NÜWA: Visual Synthesis Pre-training for Neural visUal World creAtion

Chenfei Wu, Jian Liang, Lei Ji, Fan Yang, Yuejian Fang, Daxin Jiang, Nan Duan

Introduction

Nowadays, the Web is becoming more visual than ever before, as images and videos have become the new information carriers and have been used in many practical applications. With this background, visual synthesis is becoming a more and more popular research topic, which aims to build models that can generate new or manipulate existing visual data (i.e., images and videos) for various visual scenarios.

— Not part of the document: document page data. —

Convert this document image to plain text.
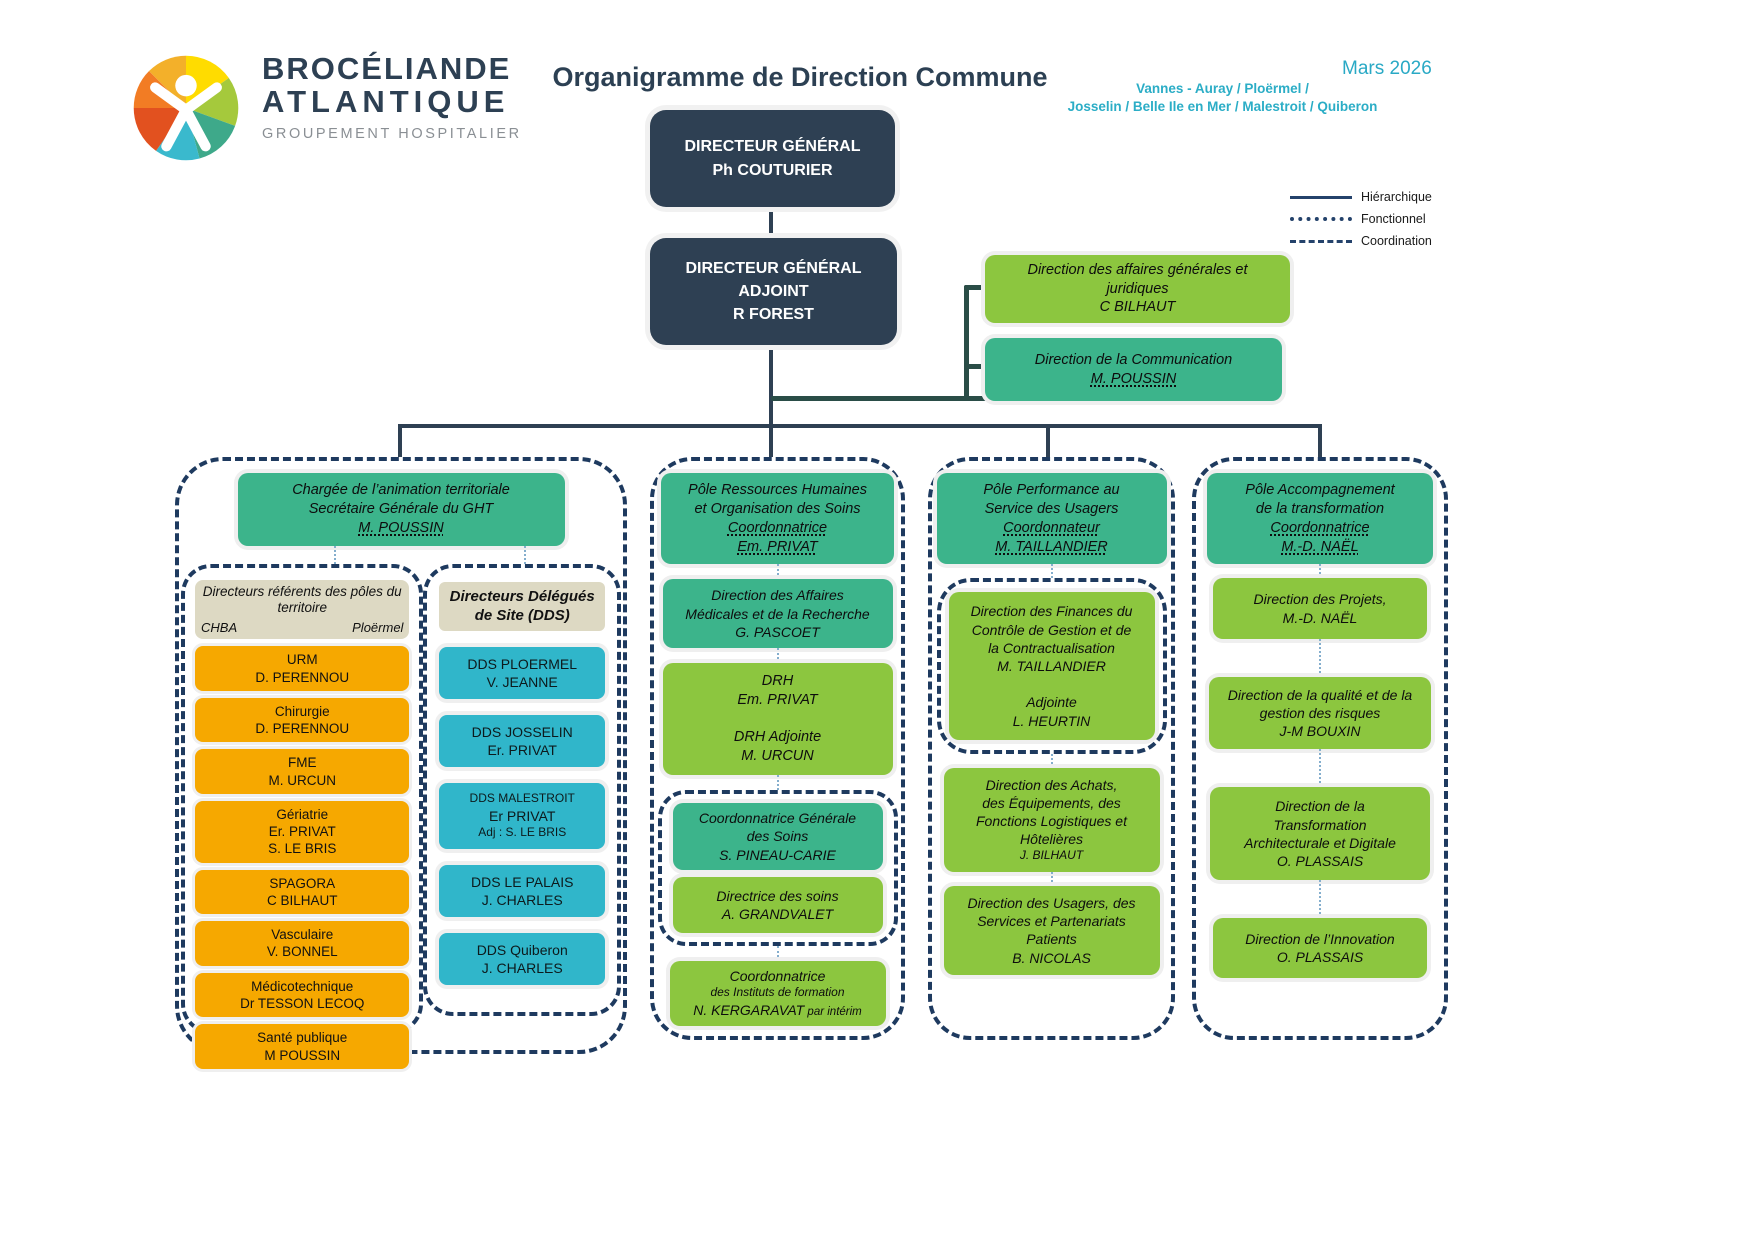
BROCÉLIANDE
ATLANTIQUE
GROUPEMENT HOSPITALIER
Organigramme de Direction Commune	Mars 2026
Vannes - Auray / Ploërmel /
Josselin / Belle Ile en Mer / Malestroit / Quiberon
Hiérarchique
Fonctionnel
Coordination
DIRECTEUR GÉNÉRAL
Ph COUTURIER
DIRECTEUR GÉNÉRAL
ADJOINT
R FOREST
Direction des affaires générales et juridiques
C BILHAUT
Direction de la Communication
M. POUSSIN
Chargée de l’animation territoriale
Secrétaire Générale du GHT
M. POUSSIN
Directeurs référents des pôles du territoire
CHBA	Ploërmel
URM
D. PERENNOU
Chirurgie
D. PERENNOU
FME
M. URCUN
Gériatrie
Er. PRIVAT
S. LE BRIS
SPAGORA
C BILHAUT
Vasculaire
V. BONNEL
Médicotechnique
Dr TESSON LECOQ
Santé publique
M POUSSIN
Directeurs Délégués de Site (DDS)
DDS PLOERMEL
V. JEANNE
DDS JOSSELIN
Er. PRIVAT
DDS MALESTROIT
Er PRIVAT
Adj : S. LE BRIS
DDS LE PALAIS
J. CHARLES
DDS Quiberon
J. CHARLES
Pôle Ressources Humaines
et Organisation des Soins
Coordonnatrice
Em. PRIVAT
Direction des Affaires
Médicales et de la Recherche
G. PASCOET
DRH
Em. PRIVAT

DRH Adjointe
M. URCUN
Coordonnatrice Générale
des Soins
S. PINEAU-CARIE
Directrice des soins
A. GRANDVALET
Coordonnatrice
des Instituts de formation
N. KERGARAVAT par intérim
Pôle Performance au
Service des Usagers
Coordonnateur
M. TAILLANDIER
Direction des Finances du
Contrôle de Gestion et de
la Contractualisation
M. TAILLANDIER

Adjointe
L. HEURTIN
Direction des Achats,
des Équipements, des
Fonctions Logistiques et
Hôtelières
J. BILHAUT
Direction des Usagers, des
Services et Partenariats
Patients
B. NICOLAS
Pôle Accompagnement
de la transformation
Coordonnatrice
M.-D. NAËL
Direction des Projets,
M.-D. NAËL
Direction de la qualité et de la
gestion des risques
J-M BOUXIN
Direction de la
Transformation
Architecturale et Digitale
O. PLASSAIS
Direction de l’Innovation
O. PLASSAIS
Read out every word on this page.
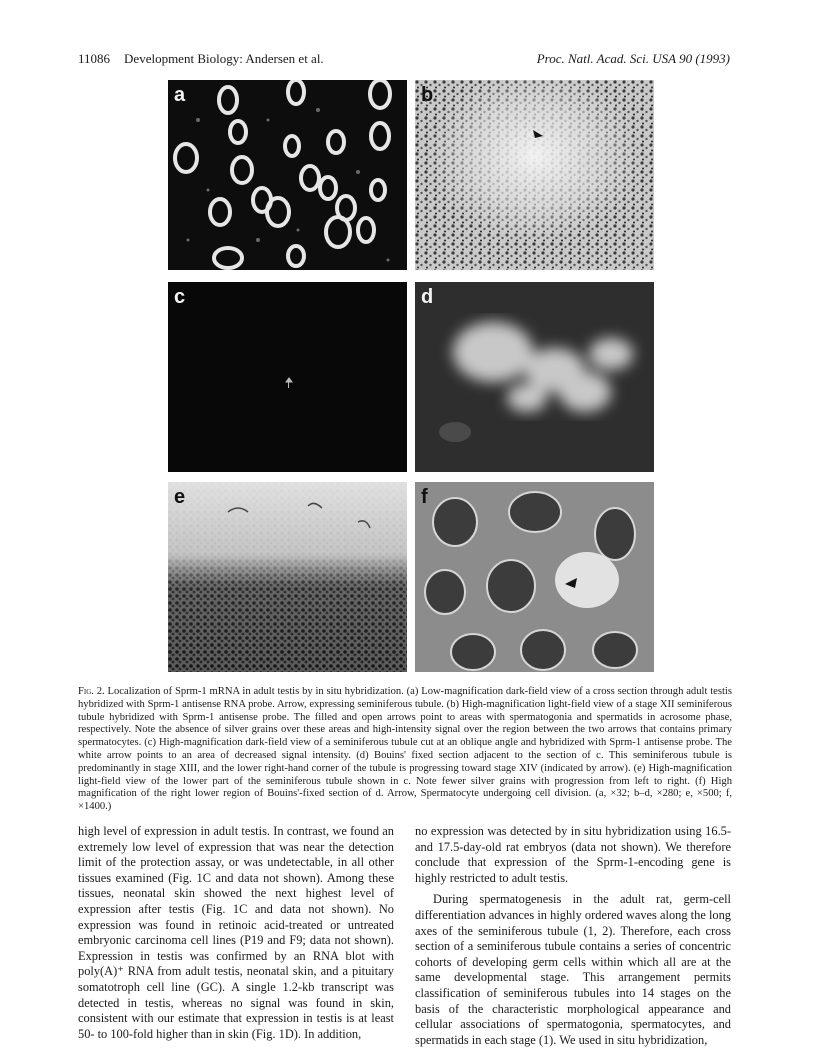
11086 Development Biology: Andersen et al.	Proc. Natl. Acad. Sci. USA 90 (1993)
a	b
c	d
e	f
Fig. 2. Localization of Sprm-1 mRNA in adult testis by in situ hybridization. (a) Low-magnification dark-field view of a cross section through adult testis hybridized with Sprm-1 antisense RNA probe. Arrow, expressing seminiferous tubule. (b) High-magnification light-field view of a stage XII seminiferous tubule hybridized with Sprm-1 antisense probe. The filled and open arrows point to areas with spermatogonia and spermatids in acrosome phase, respectively. Note the absence of silver grains over these areas and high-intensity signal over the region between the two arrows that contains primary spermatocytes. (c) High-magnification dark-field view of a seminiferous tubule cut at an oblique angle and hybridized with Sprm-1 antisense probe. The white arrow points to an area of decreased signal intensity. (d) Bouins' fixed section adjacent to the section of c. This seminiferous tubule is predominantly in stage XIII, and the lower right-hand corner of the tubule is progressing toward stage XIV (indicated by arrow). (e) High-magnification light-field view of the lower part of the seminiferous tubule shown in c. Note fewer silver grains with progression from left to right. (f) High magnification of the right lower region of Bouins'-fixed section of d. Arrow, Spermatocyte undergoing cell division. (a, ×32; b–d, ×280; e, ×500; f, ×1400.)

high level of expression in adult testis. In contrast, we found an extremely low level of expression that was near the detection limit of the protection assay, or was undetectable, in all other tissues examined (Fig. 1C and data not shown). Among these tissues, neonatal skin showed the next highest level of expression after testis (Fig. 1C and data not shown). No expression was found in retinoic acid-treated or untreated embryonic carcinoma cell lines (P19 and F9; data not shown). Expression in testis was confirmed by an RNA blot with poly(A)⁺ RNA from adult testis, neonatal skin, and a pituitary somatotroph cell line (GC). A single 1.2-kb transcript was detected in testis, whereas no signal was found in skin, consistent with our estimate that expression in testis is at least 50- to 100-fold higher than in skin (Fig. 1D). In addition,

no expression was detected by in situ hybridization using 16.5- and 17.5-day-old rat embryos (data not shown). We therefore conclude that expression of the Sprm-1-encoding gene is highly restricted to adult testis.

During spermatogenesis in the adult rat, germ-cell differentiation advances in highly ordered waves along the long axes of the seminiferous tubule (1, 2). Therefore, each cross section of a seminiferous tubule contains a series of concentric cohorts of developing germ cells within which all are at the same developmental stage. This arrangement permits classification of seminiferous tubules into 14 stages on the basis of the characteristic morphological appearance and cellular associations of spermatogonia, spermatocytes, and spermatids in each stage (1). We used in situ hybridization,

Auto-regressive models play an important role in visual synthesis tasks, due to their explicit density modeling and stable training advantages compared with GANs. Earlier visual auto-regressive models, such as PixelCNN, PixelRNN, Image Transformer, iGPT, and Video Transformer, performed visual synthesis in a “pixel-by-pixel” manner. However, due to their high computational cost on high-dimensional visual data, such methods can be applied to low-resolution images or videos only and are hard to scale up.

Recently, with the arise of VQ-VAE as a discrete visual tokenization approach, efficient and large-scale pre-training can be applied to visual synthesis tasks for images (e.g., DALL-E and CogView) and videos (e.g., GODIVA). Although achieving great success, such solutions still have limitations – they treat images and videos separately and focus on generating either of them. This limits the models to benefit from both image and video data.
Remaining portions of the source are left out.